Et, pour cela, il faudra faire un peu le monstre : il faudra bien, pour faire passer son message et réaliser la bonne omelette démocratique, vandaliser quelques oeufs et quelques façades.
Muni de cette constatation, je suis plus serein. Les petits couinements énervés des petits monstres inutiles qui hantent mon poste de radio, mon robinet, ma télé ou ma voiture ne m’inquiètent plus.
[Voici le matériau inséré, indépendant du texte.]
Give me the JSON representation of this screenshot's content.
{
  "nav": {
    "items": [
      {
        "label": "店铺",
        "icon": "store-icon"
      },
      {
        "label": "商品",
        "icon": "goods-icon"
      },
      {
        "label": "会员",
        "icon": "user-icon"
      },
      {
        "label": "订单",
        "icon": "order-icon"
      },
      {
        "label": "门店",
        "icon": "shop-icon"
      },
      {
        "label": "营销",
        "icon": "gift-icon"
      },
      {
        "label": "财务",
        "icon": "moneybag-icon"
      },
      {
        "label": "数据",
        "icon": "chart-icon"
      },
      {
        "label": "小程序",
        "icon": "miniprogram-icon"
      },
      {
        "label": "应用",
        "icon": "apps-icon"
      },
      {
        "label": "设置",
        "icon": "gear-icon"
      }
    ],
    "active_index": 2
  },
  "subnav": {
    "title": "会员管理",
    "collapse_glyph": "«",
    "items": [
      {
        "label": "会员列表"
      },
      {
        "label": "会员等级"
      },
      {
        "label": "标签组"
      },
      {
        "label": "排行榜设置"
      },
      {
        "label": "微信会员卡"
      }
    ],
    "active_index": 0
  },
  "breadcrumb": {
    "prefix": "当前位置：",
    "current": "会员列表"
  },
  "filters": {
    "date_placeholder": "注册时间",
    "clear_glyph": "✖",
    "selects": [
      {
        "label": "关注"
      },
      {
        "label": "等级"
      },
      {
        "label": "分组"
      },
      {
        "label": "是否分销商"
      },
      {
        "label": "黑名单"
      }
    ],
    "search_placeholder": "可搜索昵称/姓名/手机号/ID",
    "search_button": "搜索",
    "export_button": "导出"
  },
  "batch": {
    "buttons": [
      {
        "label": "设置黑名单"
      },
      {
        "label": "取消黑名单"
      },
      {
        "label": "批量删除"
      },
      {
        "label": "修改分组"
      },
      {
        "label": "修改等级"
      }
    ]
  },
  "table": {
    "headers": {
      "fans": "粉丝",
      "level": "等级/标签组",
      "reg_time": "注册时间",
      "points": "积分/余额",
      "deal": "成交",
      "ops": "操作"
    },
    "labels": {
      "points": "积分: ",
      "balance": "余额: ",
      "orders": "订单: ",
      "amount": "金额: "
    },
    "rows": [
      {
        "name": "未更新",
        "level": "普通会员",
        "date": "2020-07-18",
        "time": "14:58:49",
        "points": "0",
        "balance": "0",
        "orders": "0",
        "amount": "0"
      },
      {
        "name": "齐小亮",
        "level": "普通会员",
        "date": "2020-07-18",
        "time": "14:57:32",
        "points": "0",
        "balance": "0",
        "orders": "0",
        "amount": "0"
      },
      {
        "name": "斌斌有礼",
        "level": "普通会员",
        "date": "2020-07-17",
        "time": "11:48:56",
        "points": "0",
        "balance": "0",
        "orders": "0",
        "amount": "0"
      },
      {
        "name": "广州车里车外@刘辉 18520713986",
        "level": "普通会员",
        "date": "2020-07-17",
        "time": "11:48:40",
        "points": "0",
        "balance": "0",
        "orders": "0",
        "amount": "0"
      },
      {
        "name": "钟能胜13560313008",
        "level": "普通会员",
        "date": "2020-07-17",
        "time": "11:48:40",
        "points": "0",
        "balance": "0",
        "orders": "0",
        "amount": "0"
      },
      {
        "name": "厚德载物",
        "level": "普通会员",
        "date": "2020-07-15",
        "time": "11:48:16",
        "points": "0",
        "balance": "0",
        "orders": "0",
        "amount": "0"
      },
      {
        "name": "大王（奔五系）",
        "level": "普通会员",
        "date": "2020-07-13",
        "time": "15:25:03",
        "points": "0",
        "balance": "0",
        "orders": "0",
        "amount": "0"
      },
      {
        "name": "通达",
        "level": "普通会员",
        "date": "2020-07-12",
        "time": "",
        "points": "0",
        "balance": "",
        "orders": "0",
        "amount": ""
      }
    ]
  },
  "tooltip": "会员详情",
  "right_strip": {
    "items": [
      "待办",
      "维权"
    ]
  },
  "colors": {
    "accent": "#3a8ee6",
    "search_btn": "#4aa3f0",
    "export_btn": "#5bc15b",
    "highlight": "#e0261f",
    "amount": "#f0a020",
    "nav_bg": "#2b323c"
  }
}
La partie n’est cependant pas gagnée. Si mes petits monstres sont maîtrisés, ceux des autres les titillent, tous les jours. Et par un pervers mécanisme de propagation, certains de ces petits monstres, habiles et culottés, en viennent même à manipuler leurs victimes qui alors envoûtées, consentantes et irréfléchies, les rejoignent dans leurs concerts grinçants de protestations.
Le combat continue…
Et comme les gremlins, ces monstres se gâvent allègrement aux tétines étatiques et se multiplient au mépris de toute raison. On avait pourtant prévenu de ne pas leur filer à bouffer après mai 68…
Excellent billet, ceci dit ;o)
tres bon article mais le poltergeist de l ortografe frappe
échapattoire est un nom feminin
Aucune échappatoire possible; aucun moyen de s’en tirer. (Gide, dans le Petit Robert.)
voila le poltergesit de l ortografe peut aller hanter d otre blog.
Ok, c’est noté et corrigé. Merci, Poltergeist De L’Ortografe !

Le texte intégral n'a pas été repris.